Shah’s NEJM piece was published last week. In it, he describes several of the key cultural and structural differences for why he has decided that most women would be better off giving birth in the U.K. under the new NICE guidelines than in the U.S.
“At its core, this debate is not about the superiority of midwives over doctors or hospitals over home,” Shah writes. “It is about treatment intensity and when enough is enough.
“Nearly all Americans are currently born in settings that are essentially intensive care units (ICUs),” he adds. ” … Surely every birth does not require an ICU. At present, five of the 10 most common medical interventions performed in the United States are related to childbirth, and cesarean sections are the most commonly performed major surgery worldwide.”
A coordinated system of care
One of the most important reasons why home birth is such a reasonable and desirable alternative for British mothers — including for first-time mothers for whom the risk of unexpected complications arising during labor and delivery is highest — has to do with the structure of the U.K.’s health care system, says Shah.
As he points out, 45 percent of first-time mothers in the U.K. who intend to give birth at home end up being transferred to a hospital obstetrical unit during labor. That’s a percentage that many U.S. pundits might jump on to claim that the American system is superior. But it’s actually “a sign of a working system rather than a failing one,” writes Shah.
“Access to care [in the U.K.] is a given,” he explains. “British women who give birth outside the hospital receive focused, one-on-one attention from a qualified midwife. When more intense care is needed, there are clear protocols and mechanisms to facilitate transfer to a hospital.”
Knowing that they can be quickly and safely transferred to a hospital if they or their babies should need more care widens the birthing options for British women, whether they are having a baby for the first time or have given birth before (and thus are at much lower risk of needing a transfer).
“Giving birth in the comfort and privacy of home not only seems reasonable — it seems preferable,” writes Shah.

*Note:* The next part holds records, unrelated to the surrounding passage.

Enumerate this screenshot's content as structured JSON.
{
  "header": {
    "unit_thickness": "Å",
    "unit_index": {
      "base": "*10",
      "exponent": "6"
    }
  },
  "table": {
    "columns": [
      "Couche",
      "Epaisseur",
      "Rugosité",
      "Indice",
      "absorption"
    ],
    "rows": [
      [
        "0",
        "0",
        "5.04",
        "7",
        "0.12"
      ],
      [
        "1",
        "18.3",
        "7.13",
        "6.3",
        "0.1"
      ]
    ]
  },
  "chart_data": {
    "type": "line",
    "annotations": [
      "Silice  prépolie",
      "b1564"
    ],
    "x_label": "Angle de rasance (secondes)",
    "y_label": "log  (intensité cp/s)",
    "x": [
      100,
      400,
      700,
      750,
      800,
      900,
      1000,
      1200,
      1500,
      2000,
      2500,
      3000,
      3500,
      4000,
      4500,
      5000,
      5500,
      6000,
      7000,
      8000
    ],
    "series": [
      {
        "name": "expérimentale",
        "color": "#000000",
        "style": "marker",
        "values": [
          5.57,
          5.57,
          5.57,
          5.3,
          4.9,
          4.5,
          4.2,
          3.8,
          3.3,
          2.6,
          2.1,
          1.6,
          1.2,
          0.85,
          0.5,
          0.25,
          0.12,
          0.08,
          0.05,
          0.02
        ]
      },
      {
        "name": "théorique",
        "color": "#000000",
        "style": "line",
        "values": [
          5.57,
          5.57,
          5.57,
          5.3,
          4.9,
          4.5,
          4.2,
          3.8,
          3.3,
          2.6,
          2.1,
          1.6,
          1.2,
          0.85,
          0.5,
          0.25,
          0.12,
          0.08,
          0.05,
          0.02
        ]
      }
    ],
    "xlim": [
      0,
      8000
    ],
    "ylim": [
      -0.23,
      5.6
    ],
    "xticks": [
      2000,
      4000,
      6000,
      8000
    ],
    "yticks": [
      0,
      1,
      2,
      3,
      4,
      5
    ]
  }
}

Such a system, however, is not available to most American women, as Shah explains:
In the United States, access to obstetrical care that is coordinated among homes, birthing centers, and hospitals is both unreliable and uncommon. Nearly half of all U.S. counties have no practicing obstetricians or midwives, so women are often forced to drive to distant facilities offering needlessly complex care. … Unlike our British counterparts … U.S. obstetricians lack clear protocols for determining when and how to transfer patients to risk-appropriate facilities. Moreover, U.S. facilities often lack formal referral relationships and may face financial disincentives to transfer patients.
A lesson to be learned
“As a U.S.-trained obstetrician, I have little doubt that the United States offers outstanding care for medically complicated pregnancies,” Shah concludes. “But there are lessons to be learned from the British system. The majority of women with straightforward pregnancies may truly be better off in the United Kingdom.”